Dato che, tra l'altro, non è che fossi realmente molto in grado di gestire la situazione con raziocinio, l'idea di trovarmi solo con quella ragazza per poco più di venti secondi mi portava a desiderare ancora ed ancora di elencarle tutta la lista, che avevo accuratamente imparato a memoria, dei problemi che avevo per farla scappare alla velocità della luce prima che per lei fosse troppo tardi. Lo stesso raziocinio, forse, mi impedì di farlo - o forse qualche altra parte del corpo in disuso da troppo tempo. "Per le sigarette forse non posso aiutarti" perché, effettivamente, non le avevo e non potevo realmente materializzarle "però il latte ed il bollitore so dove sono e posso prepararli, se... se ti va"
Ma certo che le va, cretino. Te l'ha chiesto lei.
Per un secondo ascoltai le sue parole con effettiva distrazione, pensavo rapidamente a dove fossero collocate le cose che ci servivano: il bollitore nello stipetto a destra, il latte nell'anta del frigo. Insomma, tutte cose che non dovevano essere così difficili da ricordare, ma che in quel momento mi sembravano macigni insopportabili, ricordi confusi, memorie contorte. In quel momento, poi, tra l'altro, l'unico pensiero che mi venne alla mente fu il motivo per il quale quella ragazza era lì. Poi, bastarono quelle due parole genitore e single che mi portarono alla mente tutta una serie di ricordi legati al gruppo precedente al mio, nel quale ricordavo perfettamente signore di varia età e foto di bambini appese nella stanza. In un attimo, un brivido mi percorse la schiena.
Bambini.
Non che non mi piacessero, ma già mi facevano paura gli adulti, immaginarsi i bambini che non erano controllabili in alcun modo.

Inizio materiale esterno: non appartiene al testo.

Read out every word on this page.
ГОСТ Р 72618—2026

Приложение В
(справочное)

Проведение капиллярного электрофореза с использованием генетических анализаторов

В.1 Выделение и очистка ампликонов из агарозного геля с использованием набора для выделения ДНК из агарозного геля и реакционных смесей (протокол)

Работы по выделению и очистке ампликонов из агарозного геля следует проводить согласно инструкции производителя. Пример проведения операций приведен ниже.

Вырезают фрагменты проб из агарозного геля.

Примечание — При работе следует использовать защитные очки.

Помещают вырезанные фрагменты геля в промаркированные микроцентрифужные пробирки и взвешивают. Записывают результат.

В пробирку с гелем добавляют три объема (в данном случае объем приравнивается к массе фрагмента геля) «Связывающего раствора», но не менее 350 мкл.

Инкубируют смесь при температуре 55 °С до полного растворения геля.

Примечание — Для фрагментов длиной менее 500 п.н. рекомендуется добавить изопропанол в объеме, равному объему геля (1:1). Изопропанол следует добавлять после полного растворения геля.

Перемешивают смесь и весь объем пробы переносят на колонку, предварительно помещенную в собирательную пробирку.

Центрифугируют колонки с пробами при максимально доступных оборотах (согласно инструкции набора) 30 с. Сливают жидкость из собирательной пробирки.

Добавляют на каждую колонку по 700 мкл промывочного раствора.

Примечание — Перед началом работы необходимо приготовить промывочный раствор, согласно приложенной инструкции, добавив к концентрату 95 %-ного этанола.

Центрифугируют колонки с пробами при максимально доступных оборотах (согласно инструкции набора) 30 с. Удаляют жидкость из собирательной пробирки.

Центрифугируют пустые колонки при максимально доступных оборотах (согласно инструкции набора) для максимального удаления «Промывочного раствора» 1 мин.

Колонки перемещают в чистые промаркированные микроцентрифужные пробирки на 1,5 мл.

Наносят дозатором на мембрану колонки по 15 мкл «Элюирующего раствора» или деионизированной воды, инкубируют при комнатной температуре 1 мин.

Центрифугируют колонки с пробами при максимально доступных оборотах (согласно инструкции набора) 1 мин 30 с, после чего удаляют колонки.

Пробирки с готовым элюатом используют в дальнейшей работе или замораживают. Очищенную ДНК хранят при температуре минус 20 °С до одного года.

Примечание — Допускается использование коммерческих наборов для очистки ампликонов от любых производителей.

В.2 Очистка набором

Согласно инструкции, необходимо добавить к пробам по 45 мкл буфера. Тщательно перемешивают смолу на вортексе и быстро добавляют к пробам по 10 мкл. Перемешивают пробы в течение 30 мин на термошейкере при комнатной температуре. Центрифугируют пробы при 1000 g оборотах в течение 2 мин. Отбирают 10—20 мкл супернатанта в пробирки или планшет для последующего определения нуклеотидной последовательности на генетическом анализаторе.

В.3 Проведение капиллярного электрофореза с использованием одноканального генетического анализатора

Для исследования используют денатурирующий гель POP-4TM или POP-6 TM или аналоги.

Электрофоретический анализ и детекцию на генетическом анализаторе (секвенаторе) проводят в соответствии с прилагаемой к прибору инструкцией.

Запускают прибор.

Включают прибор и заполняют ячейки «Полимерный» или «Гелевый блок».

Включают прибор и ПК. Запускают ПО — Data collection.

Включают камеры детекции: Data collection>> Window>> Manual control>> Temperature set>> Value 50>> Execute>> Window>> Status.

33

"Ah, no tranquilla, ti capisco." potevo capirla? Forse era solo una frase di circostanza. "Abbiamo la stessa età e qualunque sia il motivo per cui sei qui non mi importa" mi fermai, pensandoci un po', riflettendo su quello che avevo detto seguendo il percorso cognitivo di approccio con la gente che stavo apprendendo durante gli incontri. "Cioè, non è che non mi importa, mi importa ma non mi fa differenza, ci siamo capiti, no?"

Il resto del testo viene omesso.